Join Mensa if you want to meet people with IQs above average. I've met some Mensa members who seem like nice people. It's unlikely to advance your career and you are unlikely to meet people to network with, except for socially. Consider becoming active in the professional organizations for your field.
posted by theora55 at 12:36 PM on December 20, 2012 [1 favorite]


Tangentially relevant, but when I think of Mensa, this is always the first thing that pops into my mind: Woody Allen's short story The Whore of Mensa.
posted by MacChimpman at 11:20 AM on December 22, 2012


It's not something I wave around in people's faces, but I've been a Mensa member for years. I enjoy some of the social activities, and that's the reason I joined. While it's true that some individual members are a bit odd, plenty of others are very nice and enjoyable --- just like any other group of people (just like MeFites!), they vary.
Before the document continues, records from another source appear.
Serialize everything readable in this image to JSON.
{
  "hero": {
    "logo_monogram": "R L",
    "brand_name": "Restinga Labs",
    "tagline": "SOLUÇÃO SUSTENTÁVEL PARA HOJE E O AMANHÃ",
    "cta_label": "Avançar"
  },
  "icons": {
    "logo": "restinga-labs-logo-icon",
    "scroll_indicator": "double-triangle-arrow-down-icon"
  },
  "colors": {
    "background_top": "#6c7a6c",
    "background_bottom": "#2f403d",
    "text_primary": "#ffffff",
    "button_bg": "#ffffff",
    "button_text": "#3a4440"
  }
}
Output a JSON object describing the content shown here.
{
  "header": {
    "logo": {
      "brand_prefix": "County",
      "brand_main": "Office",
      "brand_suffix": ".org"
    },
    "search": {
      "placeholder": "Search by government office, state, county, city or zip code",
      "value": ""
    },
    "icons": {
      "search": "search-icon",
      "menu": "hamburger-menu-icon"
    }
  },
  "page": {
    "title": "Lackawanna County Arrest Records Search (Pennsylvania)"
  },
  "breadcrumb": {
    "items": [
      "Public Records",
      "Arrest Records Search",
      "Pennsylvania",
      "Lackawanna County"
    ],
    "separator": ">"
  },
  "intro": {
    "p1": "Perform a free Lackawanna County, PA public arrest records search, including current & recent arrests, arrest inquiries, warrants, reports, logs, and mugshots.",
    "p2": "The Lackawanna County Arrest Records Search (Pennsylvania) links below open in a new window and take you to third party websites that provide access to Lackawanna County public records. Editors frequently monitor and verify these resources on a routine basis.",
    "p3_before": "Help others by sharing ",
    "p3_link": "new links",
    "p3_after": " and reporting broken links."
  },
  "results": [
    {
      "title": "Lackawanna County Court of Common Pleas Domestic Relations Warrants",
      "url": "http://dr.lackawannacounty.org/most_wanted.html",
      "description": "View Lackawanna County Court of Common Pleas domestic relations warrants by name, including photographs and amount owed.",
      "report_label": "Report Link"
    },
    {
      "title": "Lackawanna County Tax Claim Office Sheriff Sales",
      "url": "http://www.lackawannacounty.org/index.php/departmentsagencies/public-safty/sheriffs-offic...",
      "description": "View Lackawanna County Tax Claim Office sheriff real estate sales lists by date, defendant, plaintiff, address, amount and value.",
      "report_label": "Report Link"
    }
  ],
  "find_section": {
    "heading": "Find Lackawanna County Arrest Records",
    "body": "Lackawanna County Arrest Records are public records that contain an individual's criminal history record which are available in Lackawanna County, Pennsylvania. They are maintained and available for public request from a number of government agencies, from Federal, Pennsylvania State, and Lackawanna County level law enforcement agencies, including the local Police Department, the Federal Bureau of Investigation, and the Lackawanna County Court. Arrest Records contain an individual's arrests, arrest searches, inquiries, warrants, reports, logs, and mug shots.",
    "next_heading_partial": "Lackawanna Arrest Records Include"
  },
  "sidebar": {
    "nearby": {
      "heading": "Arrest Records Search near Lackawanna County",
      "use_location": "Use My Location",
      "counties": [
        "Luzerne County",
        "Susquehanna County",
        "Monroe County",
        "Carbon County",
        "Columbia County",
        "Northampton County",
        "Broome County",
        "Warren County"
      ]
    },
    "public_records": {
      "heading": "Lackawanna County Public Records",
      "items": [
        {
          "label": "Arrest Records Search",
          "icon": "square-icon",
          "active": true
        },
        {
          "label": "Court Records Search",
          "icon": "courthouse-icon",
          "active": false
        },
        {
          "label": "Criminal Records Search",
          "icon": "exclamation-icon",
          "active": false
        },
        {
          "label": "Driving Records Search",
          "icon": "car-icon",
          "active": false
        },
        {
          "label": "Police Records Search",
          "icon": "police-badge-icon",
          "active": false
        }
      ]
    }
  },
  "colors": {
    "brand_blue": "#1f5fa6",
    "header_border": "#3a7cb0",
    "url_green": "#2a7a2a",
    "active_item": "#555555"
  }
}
I do NOT put it on my resume, and rarely even admit to being a member --- see all of the above 'Mensans are self-absorbed wankers' posts for the reason.

Mensa is a social organization, not a professional one, so no: joining won't assist your career. Even worse, listing membership on your resume not only won't help your career, it might even backfire. There are, as above, people who view Mensans as dumb, anti-social misfits, stuck-up and/or self-centered losers; there's also sometimes a perception among those hiring that the Mensan is obviously gunning for THEIR job, and therefore hiring that person would be a mistake. (I've even had an employer find out about my membership long after hiring me, then assuming it meant I was automatically capable of doing every job in the company.)